The Doriot Ecology is a natural resource that can be sustainably managed and harvested to produce economic growth, freedom and prosperity. Metcalfe discusses and defines evidence that indicates that we should invest in research professors more than researchers in corporate labs, because among corporations only monopolies can afford research, and we cannot afford monopolies. Further, since much of innovation is a battle with the status quo, even when monopoly research labs produce important new knowledge, they are the least motivated to change the world with it.

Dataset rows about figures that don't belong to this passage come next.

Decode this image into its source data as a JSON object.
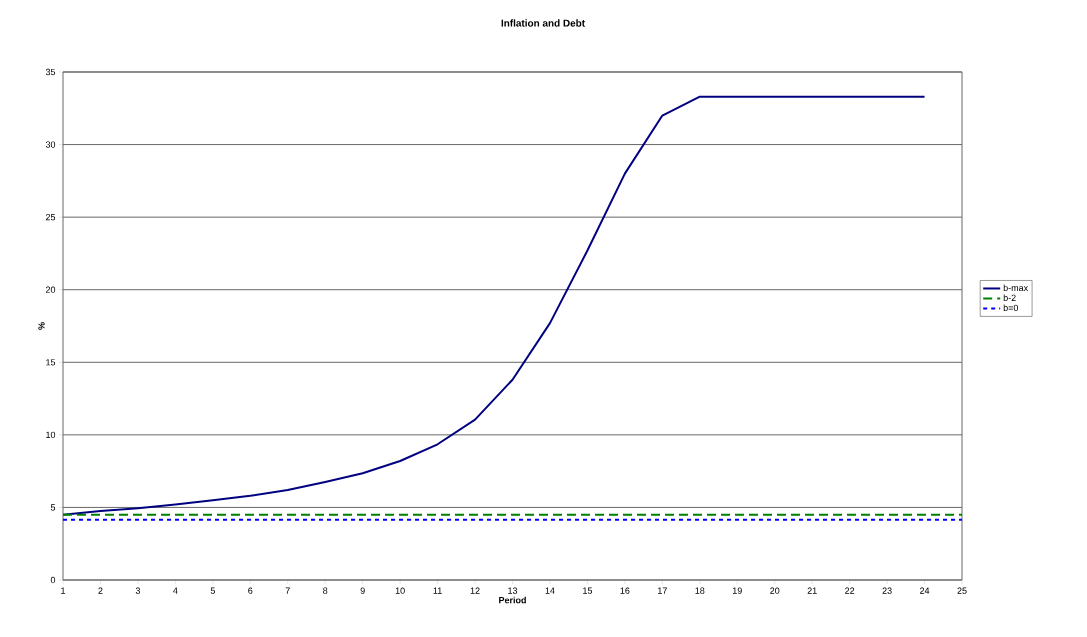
{
  "chart_data": {
    "type": "line",
    "title": "Inflation and Debt",
    "xlabel": "Period",
    "ylabel": "%",
    "x": [
      1,
      2,
      3,
      4,
      5,
      6,
      7,
      8,
      9,
      10,
      11,
      12,
      13,
      14,
      15,
      16,
      17,
      18,
      19,
      20,
      21,
      22,
      23,
      24,
      25
    ],
    "series": [
      {
        "name": "b-max",
        "color": "#000080",
        "line_style": "solid",
        "values": [
          4.5,
          4.75,
          4.95,
          5.2,
          5.5,
          5.8,
          6.2,
          6.75,
          7.35,
          8.2,
          9.35,
          11.05,
          13.8,
          17.7,
          22.7,
          28,
          32,
          33.3,
          33.3,
          33.3,
          33.3,
          33.3,
          33.3,
          33.3,
          null
        ]
      },
      {
        "name": "b-2",
        "color": "#008000",
        "line_style": "dashed",
        "values": [
          4.5,
          4.5,
          4.5,
          4.5,
          4.5,
          4.5,
          4.5,
          4.5,
          4.5,
          4.5,
          4.5,
          4.5,
          4.5,
          4.5,
          4.5,
          4.5,
          4.5,
          4.5,
          4.5,
          4.5,
          4.5,
          4.5,
          4.5,
          4.5,
          4.5
        ]
      },
      {
        "name": "b=0",
        "color": "#0000ff",
        "line_style": "dotted",
        "values": [
          4.15,
          4.15,
          4.15,
          4.15,
          4.15,
          4.15,
          4.15,
          4.15,
          4.15,
          4.15,
          4.15,
          4.15,
          4.15,
          4.15,
          4.15,
          4.15,
          4.15,
          4.15,
          4.15,
          4.15,
          4.15,
          4.15,
          4.15,
          4.15,
          4.15
        ]
      }
    ],
    "xlim": [
      1,
      25
    ],
    "xticks": [
      1,
      2,
      3,
      4,
      5,
      6,
      7,
      8,
      9,
      10,
      11,
      12,
      13,
      14,
      15,
      16,
      17,
      18,
      19,
      20,
      21,
      22,
      23,
      24,
      25
    ],
    "ylim": [
      0,
      35
    ],
    "yticks": [
      0,
      5,
      10,
      15,
      20,
      25,
      30,
      35
    ],
    "grid": "y",
    "legend": "right",
    "marker": "none"
  }
}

It is urgent that we ask how we might improve our research universities for the important innovation challenges ahead. Are university management practices working well? Should research be driven by professorial curiosity and not focused on solving problems? Should research be managed by peer review? Should faculty tenure contracts so strongly thwart performance management? Metcalfe answers these, and any other questions, that your audience may have.

  • Type III Innovation: What Starts Here Changes the World

Type III Innovation is the most difficult, using new knowledge in new ways — do not try this at home. It is also especially difficult doing any of these types of innovation at large scale. Technological, entrepreneurial innovation at scale -- this is the kind of innovation called for in the motto of The University of Texas at Austin, “What Starts Here Changes the World.” Read Less ^

3Com: The Whole Story

In 1979, Metcalfe left Xerox PARC to launch 3Com, a firm devoted to selling commercial versions of Ethernet and other networking products. When the company went public in 1984, he became a multimillionaire. A digital electronics manufacturer best known for its computer network infrastructure products – 3Com provided network interface controllers and switches, routers, wireless access points and controllers, IP voice systems, and intrusion prevention systems.

At 3Com, he continued the relentless pace he'd kept since college, frequently working all night on new projects, and assembling a group of fellow all-night engineers who became known as Metcalfe's Midnight Pizza Team. In this presentation, Bob shares this incredible, landmark story of innovation, the founding of 3Com, and how the innovations made there and then, affect us now.